In a letter to the church in Corinth (2 Corinthians 6:10), Paul makes it clear that as far as material possessions, he owned nothing; yet in reality, he considered himself to be a wealthy man. He was wealthy in the possessions that really matter in life. The great treasure in Paul’s life had been found in his relationship with Christ. It was the one possession his heart had been looking for, and therefore, he was content.
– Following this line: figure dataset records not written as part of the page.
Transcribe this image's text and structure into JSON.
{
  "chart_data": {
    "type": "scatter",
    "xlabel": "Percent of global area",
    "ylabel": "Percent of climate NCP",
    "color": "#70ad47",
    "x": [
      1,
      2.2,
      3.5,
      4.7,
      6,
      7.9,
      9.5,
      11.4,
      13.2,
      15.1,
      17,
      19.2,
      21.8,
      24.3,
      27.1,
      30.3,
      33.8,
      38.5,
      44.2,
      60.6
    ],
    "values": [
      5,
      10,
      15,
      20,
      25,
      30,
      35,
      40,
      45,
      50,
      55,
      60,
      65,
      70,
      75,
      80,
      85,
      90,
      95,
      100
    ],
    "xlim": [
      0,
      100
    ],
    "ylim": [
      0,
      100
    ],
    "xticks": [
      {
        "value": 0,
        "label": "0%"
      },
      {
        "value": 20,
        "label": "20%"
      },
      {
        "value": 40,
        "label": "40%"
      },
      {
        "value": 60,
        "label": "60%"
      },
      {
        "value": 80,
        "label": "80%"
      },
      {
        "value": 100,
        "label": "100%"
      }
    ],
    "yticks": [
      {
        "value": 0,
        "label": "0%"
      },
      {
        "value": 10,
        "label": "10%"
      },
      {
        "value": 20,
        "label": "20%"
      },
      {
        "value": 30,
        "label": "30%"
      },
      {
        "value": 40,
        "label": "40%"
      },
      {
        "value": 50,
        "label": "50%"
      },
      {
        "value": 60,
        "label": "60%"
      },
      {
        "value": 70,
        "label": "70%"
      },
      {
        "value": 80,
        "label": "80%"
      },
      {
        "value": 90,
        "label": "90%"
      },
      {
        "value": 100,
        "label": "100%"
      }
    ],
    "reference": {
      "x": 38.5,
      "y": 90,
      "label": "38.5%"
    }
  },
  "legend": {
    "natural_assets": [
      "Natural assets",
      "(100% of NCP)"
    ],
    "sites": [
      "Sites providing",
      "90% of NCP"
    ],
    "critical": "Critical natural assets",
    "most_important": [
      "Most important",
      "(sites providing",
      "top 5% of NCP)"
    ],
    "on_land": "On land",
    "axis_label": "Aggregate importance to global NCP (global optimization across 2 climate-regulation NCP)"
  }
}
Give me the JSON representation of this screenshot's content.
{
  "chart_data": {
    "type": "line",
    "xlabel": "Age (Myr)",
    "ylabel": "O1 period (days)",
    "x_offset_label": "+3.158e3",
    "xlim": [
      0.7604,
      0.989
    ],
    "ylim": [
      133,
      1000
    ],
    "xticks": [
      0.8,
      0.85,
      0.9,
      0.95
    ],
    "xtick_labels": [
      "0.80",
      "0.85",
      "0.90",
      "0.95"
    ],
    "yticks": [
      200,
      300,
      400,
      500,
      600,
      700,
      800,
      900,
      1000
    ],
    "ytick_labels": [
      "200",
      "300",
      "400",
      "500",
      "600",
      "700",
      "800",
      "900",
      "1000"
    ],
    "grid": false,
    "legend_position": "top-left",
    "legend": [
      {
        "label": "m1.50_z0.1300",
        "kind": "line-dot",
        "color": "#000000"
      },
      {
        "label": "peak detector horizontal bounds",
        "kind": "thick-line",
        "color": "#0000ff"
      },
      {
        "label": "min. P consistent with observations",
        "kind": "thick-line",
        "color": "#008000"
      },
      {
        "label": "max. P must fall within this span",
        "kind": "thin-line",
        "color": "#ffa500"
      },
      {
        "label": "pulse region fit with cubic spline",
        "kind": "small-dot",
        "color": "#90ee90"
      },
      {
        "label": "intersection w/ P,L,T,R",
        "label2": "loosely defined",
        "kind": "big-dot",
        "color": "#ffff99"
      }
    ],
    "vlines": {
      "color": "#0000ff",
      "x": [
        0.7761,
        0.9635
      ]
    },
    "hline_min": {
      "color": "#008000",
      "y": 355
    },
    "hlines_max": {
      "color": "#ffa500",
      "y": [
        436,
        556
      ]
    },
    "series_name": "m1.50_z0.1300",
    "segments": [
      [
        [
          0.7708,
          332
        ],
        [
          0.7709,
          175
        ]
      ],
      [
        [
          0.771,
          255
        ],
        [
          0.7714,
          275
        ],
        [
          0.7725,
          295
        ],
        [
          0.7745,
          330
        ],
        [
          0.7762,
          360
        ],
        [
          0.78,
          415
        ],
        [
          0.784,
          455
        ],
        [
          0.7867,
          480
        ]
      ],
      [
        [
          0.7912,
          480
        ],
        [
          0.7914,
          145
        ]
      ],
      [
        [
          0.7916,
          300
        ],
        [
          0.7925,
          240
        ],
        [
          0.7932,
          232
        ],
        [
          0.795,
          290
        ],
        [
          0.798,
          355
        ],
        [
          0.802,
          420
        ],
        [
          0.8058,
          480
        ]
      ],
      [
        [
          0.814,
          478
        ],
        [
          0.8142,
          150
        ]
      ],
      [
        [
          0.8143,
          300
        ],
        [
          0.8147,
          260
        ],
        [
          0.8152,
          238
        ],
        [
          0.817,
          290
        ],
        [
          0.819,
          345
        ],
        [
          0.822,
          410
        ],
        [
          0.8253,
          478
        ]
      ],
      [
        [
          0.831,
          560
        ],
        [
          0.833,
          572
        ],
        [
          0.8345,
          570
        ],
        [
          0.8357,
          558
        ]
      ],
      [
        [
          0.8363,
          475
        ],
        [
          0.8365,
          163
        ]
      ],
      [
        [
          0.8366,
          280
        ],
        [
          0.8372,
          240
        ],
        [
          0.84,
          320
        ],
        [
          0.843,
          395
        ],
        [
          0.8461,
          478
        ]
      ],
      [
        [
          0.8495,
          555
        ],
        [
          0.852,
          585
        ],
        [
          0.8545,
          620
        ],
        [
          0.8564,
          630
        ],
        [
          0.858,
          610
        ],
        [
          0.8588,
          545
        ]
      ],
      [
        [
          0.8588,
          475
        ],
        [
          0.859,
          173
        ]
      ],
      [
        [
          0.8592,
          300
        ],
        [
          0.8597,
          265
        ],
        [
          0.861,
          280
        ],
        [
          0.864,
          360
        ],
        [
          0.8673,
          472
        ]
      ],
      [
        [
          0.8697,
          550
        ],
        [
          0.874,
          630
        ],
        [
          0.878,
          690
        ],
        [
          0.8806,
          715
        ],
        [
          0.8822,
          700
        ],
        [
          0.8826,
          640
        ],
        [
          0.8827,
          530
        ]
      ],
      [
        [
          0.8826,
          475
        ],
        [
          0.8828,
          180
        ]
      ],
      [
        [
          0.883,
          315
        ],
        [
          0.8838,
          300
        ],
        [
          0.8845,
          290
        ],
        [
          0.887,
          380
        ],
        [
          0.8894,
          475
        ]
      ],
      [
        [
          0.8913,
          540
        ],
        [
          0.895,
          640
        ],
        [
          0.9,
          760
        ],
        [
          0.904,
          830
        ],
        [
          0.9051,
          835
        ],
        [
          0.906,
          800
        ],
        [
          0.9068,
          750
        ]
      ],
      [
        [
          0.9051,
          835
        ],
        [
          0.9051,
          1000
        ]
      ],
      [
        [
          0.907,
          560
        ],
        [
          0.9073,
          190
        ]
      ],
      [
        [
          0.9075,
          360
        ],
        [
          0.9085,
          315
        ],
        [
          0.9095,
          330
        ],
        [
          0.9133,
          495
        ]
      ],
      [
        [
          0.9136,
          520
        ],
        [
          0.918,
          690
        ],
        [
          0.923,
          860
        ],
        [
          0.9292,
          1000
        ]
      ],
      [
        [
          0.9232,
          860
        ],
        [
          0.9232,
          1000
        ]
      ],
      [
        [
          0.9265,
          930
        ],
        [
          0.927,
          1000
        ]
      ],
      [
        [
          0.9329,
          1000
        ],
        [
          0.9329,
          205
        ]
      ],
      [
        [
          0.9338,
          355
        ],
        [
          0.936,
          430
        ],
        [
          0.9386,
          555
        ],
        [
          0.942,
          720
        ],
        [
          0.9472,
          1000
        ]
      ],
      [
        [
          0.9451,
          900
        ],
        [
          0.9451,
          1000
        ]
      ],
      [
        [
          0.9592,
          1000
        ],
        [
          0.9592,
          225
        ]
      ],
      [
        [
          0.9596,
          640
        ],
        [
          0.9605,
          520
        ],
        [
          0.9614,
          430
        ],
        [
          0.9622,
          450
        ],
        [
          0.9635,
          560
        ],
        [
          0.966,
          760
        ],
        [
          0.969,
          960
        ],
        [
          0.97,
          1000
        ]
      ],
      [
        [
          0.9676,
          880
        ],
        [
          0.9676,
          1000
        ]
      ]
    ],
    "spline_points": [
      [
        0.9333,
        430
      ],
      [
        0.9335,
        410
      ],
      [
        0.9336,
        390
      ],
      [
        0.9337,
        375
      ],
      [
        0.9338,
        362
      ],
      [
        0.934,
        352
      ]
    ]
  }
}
Finally, as I examine Paul’s life, I am amazed at how peaceful and content he was, even though he was often facing grave danger. The specter of death hung over him everywhere he traveled because so many people wanted to see him dead. It is truly remarkable to read in Philippians 1: 21-23 where Paul boldly declares that eternal life in the presence of God is, in fact, far better than anything we can expect to experience in this earthly life, which is full of pain and difficulty. In fact, Paul looked forward to his death with great anticipation. He overcame the fear of death through the tangible hope of eternal life, which, in my opinion, is the primary reason that he lived with such peace and contentment.
Have you ever wondered how different your life could possibly be if you were completely delivered from the fear of death? Take this a few steps further and ask, What if I was delivered not only from the fear, but also was able to look forward to the day of my death with great anticipation? How would that change the life I am living right now?
Of course most of us want to know if this was a true reality in Paul’s life, and if so, how did he pull it off? I believe quite simply that Paul knew God intimately. He knew Him not just as God but also as his heavenly Father. Therefore, Paul saw death as more than simply going home; he saw it as going to be with his Father. As he explains, “To be absent from the body is to be at home with the Lord (2 Corinthians 5:8, author paraphrase).
This was Paul’s perspective and ultimately was the foundation of the peace and contentment that he experienced. And we should remember, this is what God offers to each of us as well.